"Goedemorgen juffrouw Hester."
Elke morgen als ik de klas begroet, zeggen de kinderen dat in koor, zangerig. Ik heb het ze niet geleerd, ze deden het al vanaf het begin. Misschien hebben ze het in een voorgaand jaar van een andere juf geleerd. Elke keer merk ik dat ik het enerzijds ontroerend vind en anderzijds beschamend. Als ze het niet al vanzelf deden had ik het ze nooit geleerd. De onderworpenheid die ze met deze begroeting aan de dag leggen brengt me in verlegenheid.
Hierin zit de kern van een moeizaam evenwicht dat ik elke dag weer zoek, en ik begin het nu pas helder te zien. Het is het evenwicht tussen "kinderen onderwerpen aan een collectief regime" en "kinderen de ruimte geven zich te onttrekken aan het collectief".
Wat ik wil is, de grote groep iets te doen geven wat ze zelfstandig kunnen verwerken, en dan met kleine, steeds wisselende groepjes aan de grote tafel vóór in de klas samen dingen doen. Dingen die ze moeilijk vinden nog eens opnieuw uitleggen, maar vooral contact maken met kinderen, op een manier die niet mogelijk is als je ze met z'n achtentwintigen tegelijk aanspreekt.

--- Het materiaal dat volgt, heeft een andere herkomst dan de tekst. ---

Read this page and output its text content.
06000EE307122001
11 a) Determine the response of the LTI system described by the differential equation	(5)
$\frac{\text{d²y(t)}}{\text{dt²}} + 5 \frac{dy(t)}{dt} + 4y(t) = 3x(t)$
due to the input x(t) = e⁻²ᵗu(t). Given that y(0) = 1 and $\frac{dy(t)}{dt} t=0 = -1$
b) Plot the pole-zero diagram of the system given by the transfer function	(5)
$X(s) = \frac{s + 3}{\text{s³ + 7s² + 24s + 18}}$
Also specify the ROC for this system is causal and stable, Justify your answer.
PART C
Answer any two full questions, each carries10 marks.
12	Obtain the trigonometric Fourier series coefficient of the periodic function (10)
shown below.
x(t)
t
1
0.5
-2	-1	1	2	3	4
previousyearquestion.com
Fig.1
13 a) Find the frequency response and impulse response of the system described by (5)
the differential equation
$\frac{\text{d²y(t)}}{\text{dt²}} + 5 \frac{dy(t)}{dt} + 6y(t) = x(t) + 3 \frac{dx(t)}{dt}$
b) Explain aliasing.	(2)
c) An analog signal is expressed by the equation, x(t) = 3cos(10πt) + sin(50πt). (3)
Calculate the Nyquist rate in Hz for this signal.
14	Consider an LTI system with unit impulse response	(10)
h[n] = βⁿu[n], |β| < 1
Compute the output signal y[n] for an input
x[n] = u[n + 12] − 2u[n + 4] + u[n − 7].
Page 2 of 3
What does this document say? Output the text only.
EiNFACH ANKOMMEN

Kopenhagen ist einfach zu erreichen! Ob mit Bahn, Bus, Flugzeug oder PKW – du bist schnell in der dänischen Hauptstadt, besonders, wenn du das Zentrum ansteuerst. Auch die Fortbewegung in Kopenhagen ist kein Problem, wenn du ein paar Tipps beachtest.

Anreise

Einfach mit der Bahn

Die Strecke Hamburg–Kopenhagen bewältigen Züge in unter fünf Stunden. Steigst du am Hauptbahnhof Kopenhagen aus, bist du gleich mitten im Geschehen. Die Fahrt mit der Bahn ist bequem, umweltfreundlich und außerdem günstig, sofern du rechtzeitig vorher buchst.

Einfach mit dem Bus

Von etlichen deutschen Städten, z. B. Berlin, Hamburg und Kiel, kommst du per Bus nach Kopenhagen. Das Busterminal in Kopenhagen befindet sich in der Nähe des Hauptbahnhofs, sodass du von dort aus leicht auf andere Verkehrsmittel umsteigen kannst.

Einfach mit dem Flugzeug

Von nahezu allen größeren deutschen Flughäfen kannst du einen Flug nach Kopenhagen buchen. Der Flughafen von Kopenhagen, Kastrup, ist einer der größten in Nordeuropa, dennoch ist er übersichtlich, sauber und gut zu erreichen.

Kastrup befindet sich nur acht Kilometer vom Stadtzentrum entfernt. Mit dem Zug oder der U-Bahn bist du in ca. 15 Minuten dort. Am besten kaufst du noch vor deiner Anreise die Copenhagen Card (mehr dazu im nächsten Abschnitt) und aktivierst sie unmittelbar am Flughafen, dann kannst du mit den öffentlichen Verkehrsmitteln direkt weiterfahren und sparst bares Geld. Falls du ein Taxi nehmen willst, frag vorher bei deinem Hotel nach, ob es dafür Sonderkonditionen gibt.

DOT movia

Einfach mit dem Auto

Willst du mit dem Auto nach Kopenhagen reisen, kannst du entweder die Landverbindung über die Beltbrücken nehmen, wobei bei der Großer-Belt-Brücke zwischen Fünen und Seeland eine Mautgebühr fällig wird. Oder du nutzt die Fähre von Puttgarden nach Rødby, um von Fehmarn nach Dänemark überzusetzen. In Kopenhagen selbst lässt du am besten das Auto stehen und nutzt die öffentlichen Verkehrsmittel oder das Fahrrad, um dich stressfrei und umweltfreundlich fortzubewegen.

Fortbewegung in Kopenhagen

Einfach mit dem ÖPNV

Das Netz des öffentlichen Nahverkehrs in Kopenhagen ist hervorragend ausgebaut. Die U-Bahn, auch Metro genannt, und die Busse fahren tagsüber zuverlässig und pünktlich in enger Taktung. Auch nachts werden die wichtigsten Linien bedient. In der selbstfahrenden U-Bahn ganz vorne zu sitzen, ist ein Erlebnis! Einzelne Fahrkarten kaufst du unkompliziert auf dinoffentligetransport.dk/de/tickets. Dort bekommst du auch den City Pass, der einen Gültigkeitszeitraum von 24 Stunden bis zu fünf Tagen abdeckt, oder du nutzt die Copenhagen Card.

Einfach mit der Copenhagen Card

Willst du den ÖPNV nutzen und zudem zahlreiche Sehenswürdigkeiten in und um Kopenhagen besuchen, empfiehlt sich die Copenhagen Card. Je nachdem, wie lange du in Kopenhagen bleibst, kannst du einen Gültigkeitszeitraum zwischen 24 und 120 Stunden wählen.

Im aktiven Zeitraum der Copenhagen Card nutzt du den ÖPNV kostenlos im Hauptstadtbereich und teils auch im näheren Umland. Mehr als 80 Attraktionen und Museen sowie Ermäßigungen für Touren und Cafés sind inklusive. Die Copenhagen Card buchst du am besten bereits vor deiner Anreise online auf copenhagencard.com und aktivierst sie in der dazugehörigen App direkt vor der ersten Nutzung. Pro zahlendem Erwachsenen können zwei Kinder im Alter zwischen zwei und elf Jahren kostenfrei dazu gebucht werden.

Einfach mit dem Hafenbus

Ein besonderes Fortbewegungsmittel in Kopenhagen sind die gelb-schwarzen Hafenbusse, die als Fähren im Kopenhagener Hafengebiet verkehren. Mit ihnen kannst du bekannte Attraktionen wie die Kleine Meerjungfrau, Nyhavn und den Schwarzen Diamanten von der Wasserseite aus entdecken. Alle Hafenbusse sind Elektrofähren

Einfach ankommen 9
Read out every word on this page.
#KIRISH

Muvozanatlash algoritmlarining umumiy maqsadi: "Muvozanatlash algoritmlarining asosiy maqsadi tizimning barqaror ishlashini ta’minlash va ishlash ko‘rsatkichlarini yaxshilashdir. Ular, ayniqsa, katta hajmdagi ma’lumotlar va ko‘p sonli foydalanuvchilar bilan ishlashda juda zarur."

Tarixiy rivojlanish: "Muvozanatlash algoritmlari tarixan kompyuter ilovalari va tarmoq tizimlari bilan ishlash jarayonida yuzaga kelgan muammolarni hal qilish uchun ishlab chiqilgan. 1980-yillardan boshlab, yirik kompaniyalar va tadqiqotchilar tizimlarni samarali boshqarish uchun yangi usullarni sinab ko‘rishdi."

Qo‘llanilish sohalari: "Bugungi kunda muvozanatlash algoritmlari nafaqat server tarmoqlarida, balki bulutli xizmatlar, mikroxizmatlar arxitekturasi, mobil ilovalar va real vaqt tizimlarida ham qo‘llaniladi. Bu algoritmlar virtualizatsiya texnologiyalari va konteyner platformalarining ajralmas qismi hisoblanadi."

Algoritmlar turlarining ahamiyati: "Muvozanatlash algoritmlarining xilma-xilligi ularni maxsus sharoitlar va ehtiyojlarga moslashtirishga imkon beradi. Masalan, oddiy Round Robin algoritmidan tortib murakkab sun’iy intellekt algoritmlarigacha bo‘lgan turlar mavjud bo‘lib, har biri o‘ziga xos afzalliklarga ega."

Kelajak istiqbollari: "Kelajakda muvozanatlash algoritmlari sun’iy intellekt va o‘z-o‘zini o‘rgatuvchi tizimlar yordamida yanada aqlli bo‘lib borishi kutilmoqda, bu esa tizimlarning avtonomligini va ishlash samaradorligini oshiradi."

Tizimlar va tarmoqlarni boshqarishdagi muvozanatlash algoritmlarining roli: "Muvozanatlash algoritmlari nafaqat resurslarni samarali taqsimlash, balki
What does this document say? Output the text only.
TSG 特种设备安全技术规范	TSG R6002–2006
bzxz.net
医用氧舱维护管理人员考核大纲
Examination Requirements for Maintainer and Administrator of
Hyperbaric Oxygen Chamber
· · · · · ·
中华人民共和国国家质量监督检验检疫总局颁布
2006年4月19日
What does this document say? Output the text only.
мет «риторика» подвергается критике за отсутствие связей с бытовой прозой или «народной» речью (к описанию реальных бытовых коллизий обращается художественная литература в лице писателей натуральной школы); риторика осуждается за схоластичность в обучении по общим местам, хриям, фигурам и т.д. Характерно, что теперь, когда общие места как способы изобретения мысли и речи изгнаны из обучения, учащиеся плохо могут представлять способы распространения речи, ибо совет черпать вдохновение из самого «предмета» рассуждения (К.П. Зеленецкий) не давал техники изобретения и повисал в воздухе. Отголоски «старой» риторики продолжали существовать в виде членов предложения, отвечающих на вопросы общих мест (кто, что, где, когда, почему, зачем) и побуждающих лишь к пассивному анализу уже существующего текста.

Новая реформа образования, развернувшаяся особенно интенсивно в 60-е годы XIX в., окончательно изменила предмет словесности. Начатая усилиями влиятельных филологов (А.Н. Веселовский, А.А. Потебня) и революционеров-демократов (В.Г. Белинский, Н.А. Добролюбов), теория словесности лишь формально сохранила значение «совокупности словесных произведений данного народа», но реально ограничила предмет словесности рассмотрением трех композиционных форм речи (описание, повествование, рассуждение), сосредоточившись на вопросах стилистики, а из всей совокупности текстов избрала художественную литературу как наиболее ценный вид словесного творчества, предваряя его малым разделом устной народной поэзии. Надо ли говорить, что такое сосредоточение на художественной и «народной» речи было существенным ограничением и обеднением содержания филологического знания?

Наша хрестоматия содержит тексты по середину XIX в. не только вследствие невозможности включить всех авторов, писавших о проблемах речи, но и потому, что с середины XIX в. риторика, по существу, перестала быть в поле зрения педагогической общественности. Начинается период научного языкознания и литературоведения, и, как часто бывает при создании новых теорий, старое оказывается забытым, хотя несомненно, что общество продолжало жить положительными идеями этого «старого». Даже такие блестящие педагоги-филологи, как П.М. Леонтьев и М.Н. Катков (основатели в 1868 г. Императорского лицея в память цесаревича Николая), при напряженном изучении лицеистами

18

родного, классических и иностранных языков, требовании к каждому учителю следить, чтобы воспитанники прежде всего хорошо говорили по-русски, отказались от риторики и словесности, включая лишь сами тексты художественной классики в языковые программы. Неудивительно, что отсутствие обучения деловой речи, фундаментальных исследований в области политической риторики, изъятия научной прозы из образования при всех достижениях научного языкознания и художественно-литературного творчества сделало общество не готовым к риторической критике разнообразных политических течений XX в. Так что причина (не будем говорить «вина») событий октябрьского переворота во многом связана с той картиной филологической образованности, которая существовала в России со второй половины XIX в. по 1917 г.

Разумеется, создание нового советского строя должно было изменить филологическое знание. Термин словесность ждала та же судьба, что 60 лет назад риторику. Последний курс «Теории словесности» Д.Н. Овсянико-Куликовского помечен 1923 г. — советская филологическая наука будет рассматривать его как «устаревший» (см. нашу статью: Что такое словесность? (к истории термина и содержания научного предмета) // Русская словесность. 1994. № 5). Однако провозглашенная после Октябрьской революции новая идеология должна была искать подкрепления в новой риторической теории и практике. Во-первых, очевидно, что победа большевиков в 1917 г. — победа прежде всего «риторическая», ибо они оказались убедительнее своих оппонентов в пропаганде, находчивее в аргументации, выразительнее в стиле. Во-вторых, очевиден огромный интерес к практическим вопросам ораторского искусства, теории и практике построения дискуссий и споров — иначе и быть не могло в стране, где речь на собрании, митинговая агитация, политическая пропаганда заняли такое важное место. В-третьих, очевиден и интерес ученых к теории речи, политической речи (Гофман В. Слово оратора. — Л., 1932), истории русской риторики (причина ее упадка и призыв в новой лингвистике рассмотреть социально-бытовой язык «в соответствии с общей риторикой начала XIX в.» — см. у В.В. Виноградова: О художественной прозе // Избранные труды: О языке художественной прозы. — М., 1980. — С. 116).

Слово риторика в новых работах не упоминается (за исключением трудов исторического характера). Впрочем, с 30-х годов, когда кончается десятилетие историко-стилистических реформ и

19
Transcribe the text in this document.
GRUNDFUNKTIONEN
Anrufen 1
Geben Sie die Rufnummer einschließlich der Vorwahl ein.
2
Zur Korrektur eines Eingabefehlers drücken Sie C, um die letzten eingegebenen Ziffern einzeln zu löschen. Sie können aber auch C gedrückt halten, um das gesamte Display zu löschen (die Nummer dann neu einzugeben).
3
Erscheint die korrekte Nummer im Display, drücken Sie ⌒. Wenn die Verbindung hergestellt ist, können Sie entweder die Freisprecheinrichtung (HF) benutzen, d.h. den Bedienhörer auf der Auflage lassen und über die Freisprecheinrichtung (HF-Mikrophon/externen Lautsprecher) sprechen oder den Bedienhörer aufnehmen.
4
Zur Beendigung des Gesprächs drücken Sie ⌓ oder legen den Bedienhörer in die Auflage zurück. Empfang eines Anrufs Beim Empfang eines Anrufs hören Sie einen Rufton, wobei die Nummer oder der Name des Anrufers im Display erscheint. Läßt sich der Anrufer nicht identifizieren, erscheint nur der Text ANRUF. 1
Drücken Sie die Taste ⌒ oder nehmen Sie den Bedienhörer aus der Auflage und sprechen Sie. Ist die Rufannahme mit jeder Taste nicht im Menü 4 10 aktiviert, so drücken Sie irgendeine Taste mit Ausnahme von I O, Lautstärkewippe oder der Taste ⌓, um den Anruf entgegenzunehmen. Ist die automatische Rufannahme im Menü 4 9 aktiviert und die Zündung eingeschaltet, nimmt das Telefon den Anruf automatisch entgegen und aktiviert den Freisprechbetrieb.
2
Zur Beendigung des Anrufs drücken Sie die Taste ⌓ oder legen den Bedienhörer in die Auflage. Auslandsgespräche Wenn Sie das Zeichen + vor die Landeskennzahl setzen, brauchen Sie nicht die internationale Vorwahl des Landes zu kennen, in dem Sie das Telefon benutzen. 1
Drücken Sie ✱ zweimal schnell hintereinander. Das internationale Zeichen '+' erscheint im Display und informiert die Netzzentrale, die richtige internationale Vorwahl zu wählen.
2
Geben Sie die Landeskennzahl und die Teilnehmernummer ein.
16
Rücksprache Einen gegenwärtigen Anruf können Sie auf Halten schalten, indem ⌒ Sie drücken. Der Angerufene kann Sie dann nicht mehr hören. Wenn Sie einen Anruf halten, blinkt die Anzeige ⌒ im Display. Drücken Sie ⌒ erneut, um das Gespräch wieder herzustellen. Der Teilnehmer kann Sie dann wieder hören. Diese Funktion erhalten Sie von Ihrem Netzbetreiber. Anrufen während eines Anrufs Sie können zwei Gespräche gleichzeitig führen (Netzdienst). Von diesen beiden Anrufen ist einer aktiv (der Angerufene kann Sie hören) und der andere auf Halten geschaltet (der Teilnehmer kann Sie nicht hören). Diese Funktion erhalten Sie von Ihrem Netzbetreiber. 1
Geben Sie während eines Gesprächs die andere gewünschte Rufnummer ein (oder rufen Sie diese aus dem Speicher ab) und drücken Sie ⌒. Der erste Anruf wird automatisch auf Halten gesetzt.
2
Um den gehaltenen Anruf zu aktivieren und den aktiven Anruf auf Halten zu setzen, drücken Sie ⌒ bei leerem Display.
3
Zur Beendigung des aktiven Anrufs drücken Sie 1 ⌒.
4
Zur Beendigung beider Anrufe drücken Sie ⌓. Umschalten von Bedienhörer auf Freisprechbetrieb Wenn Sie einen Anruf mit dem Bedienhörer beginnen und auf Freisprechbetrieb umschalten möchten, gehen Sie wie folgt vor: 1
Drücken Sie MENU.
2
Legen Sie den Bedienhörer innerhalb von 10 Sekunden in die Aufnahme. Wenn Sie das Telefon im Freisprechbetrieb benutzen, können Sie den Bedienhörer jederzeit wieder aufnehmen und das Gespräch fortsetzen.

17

Om de kinderen in de kleine groep de ruimte te kunnen geven zich te laten zien in hun onderscheidenheid, moet ik de grote groep onderwerpen aan een strak regime. De onderwerping van de grote groep is de mogelijkheidsvoorwaarde voor de bewegingsruimte van de enkeling. Ik kan met de kleine groep niets beginnen als de grote groep hardop gaat praten en rond gaat lopen en naar me toekomt met hulpvragen. Dus ik moet ze leren zich te schikken. Ik moet ze vragen althans voorlopig hun onderscheidingsdrang op te schorten en zich in te tomen. Conformisme ten behoeve van het non-conformisme.
Alle kinderen uit de grote groep krijgen bij tijd en wijle de ruimte aan de grote tafel vooraan. Ook de kinderen die altijd alles meteen snappen en hun hele schoolloopbaan zelfstandig zouden kunnen afleggen zonder ooit individuele aandacht van een juf te krijgen. Al vraag ik ze maar aan de grote tafel om met ze te praten over waar zij nou eens meer van zouden willen weten.
Ik wil ze graag allemaal zien in hun onderscheidenheid, maar om dat mogelijk te maken moet ik ze tegelijkertijd vragen zich te onderwerpen aan het collectief regime. Als ze in koor "Goedemorgen juffrouw Hester" zeggen, dan zeggen ze: "We zijn bereid ons aan het collectief regime te onderwerpen ten behoeve van het individuele belang van ieder van ons afzonderlijk".
Als dat zo is, zal ik de begroeting voortaan in dankbaarheid en zonder schaamte aannemen.